Well, recently, a health expert, Christine Greves of the Orlando Health Winnie Palmer Hospital for women and infants shed light on this matter.
And the facts behind it may scare you at first, but that's only before you hear the explanation behind it.
It’s Almost Impossible to Get an STD from a Washroom
FACT: You cannot contract an STI from a washroom. The chances of getting infected are very tiny that you have nothing to worry about, according to Dr. Greves.
So if you have been squatting in public washrooms then maybe it's time to get a more comfortable dunk!
So what was Dr. Greves' explanation for this?
According to her, sexually transmitted infections do not survive outside a person's body. In the simplest words, a washroom seat does not provide an ecosystem for the STD-causing viruses and bacteria to thrive.
Most of these infections die in 10 seconds after they have left the body. They are better off in the warm surroundings of the human tissue and not on a cold washroom seat.

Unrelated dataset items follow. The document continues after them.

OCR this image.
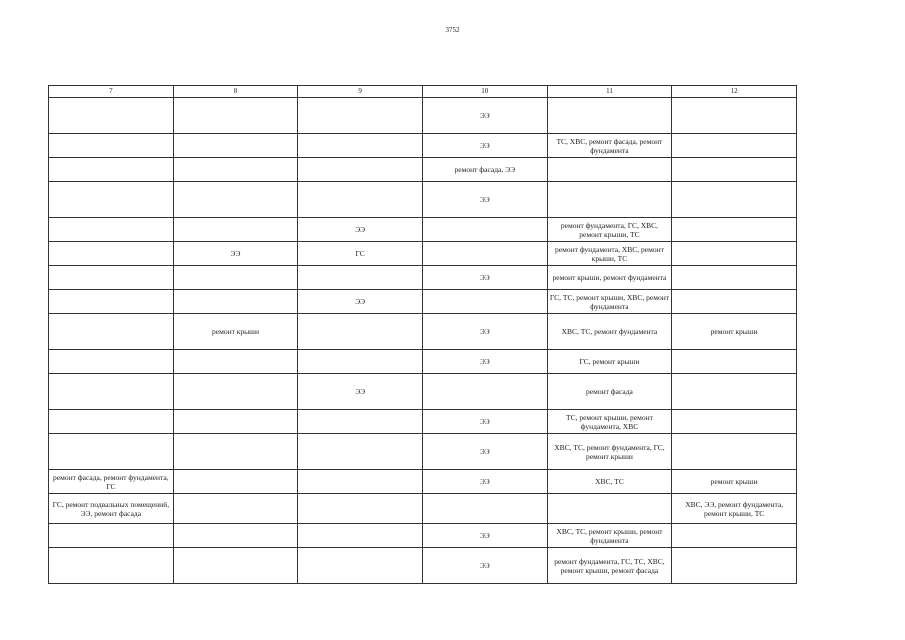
3752
7	8	9	10	11	12
			ЭЭ		
			ЭЭ	ТС, ХВС, ремонт фасада, ремонт фундамента	
			ремонт фасада, ЭЭ		
			ЭЭ		
		ЭЭ		ремонт фундамента, ГС, ХВС, ремонт крыши, ТС	
	ЭЭ	ГС		ремонт фундамента, ХВС, ремонт крыши, ТС	
			ЭЭ	ремонт крыши, ремонт фундамента	
		ЭЭ		ГС, ТС, ремонт крыши, ХВС, ремонт фундамента	
	ремонт крыши		ЭЭ	ХВС, ТС, ремонт фундамента	ремонт крыши
			ЭЭ	ГС, ремонт крыши	
		ЭЭ		ремонт фасада	
			ЭЭ	ТС, ремонт крыши, ремонт фундамента, ХВС	
			ЭЭ	ХВС, ТС, ремонт фундамента, ГС, ремонт крыши	
ремонт фасада, ремонт фундамента, ГС			ЭЭ	ХВС, ТС	ремонт крыши
ГС, ремонт подвальных помещений, ЭЭ, ремонт фасада					ХВС, ЭЭ, ремонт фундамента, ремонт крыши, ТС
			ЭЭ	ХВС, ТС, ремонт крыши, ремонт фундамента	
			ЭЭ	ремонт фундамента, ГС, ТС, ХВС, ремонт крыши, ремонт фасада	
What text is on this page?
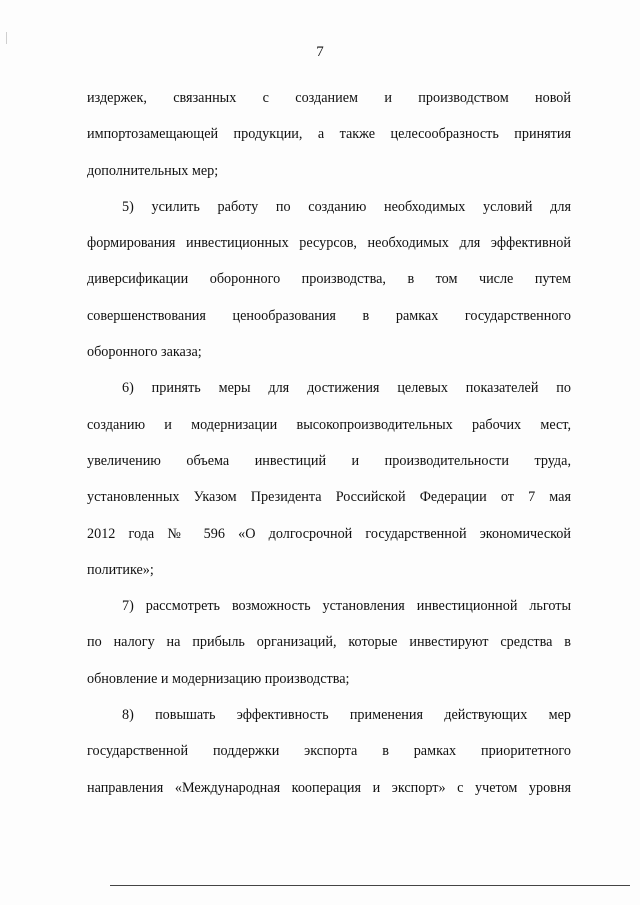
7

издержек, связанных с созданием и производством новой
импортозамещающей продукции, а также целесообразность принятия
дополнительных мер;

5) усилить работу по созданию необходимых условий для
формирования инвестиционных ресурсов, необходимых для эффективной
диверсификации оборонного производства, в том числе путем
совершенствования ценообразования в рамках государственного
оборонного заказа;

6) принять меры для достижения целевых показателей по
созданию и модернизации высокопроизводительных рабочих мест,
увеличению объема инвестиций и производительности труда,
установленных Указом Президента Российской Федерации от 7 мая
2012 года № 596 «О долгосрочной государственной экономической
политике»;

7) рассмотреть возможность установления инвестиционной льготы
по налогу на прибыль организаций, которые инвестируют средства в
обновление и модернизацию производства;

8) повышать эффективность применения действующих мер
государственной поддержки экспорта в рамках приоритетного
направления «Международная кооперация и экспорт» с учетом уровня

But Dr. Greves is not a maniac who wants you to walk in for a dunk and come out with an STI.
The Center for Disease Control also agrees that since "the herpes virus doesn't survive for long outside the human body, it's almost impossible to contract the infection via washroom seats, or any other objects an infected individual uses."
And not only herpes, but the same also applies to sexually transmitted infections or the common STDs like HIV, Syphilis, and HPV.
So those who squat are not any better than those who sit. There's no risk in sitting in these washroom seats. They can only protect you from germs around an unhygienic seat but not from STIs.
If you have been keen to squat in public toilets, well and good, maybe you can't stop it.
But you should never forget to wash your hands after every trip. Use water and soap to rinse thoroughly and dry your hands with a clean towel.
Remember, the handle to your toilet door and anything you touch inside the small room could carry more germs than your seat.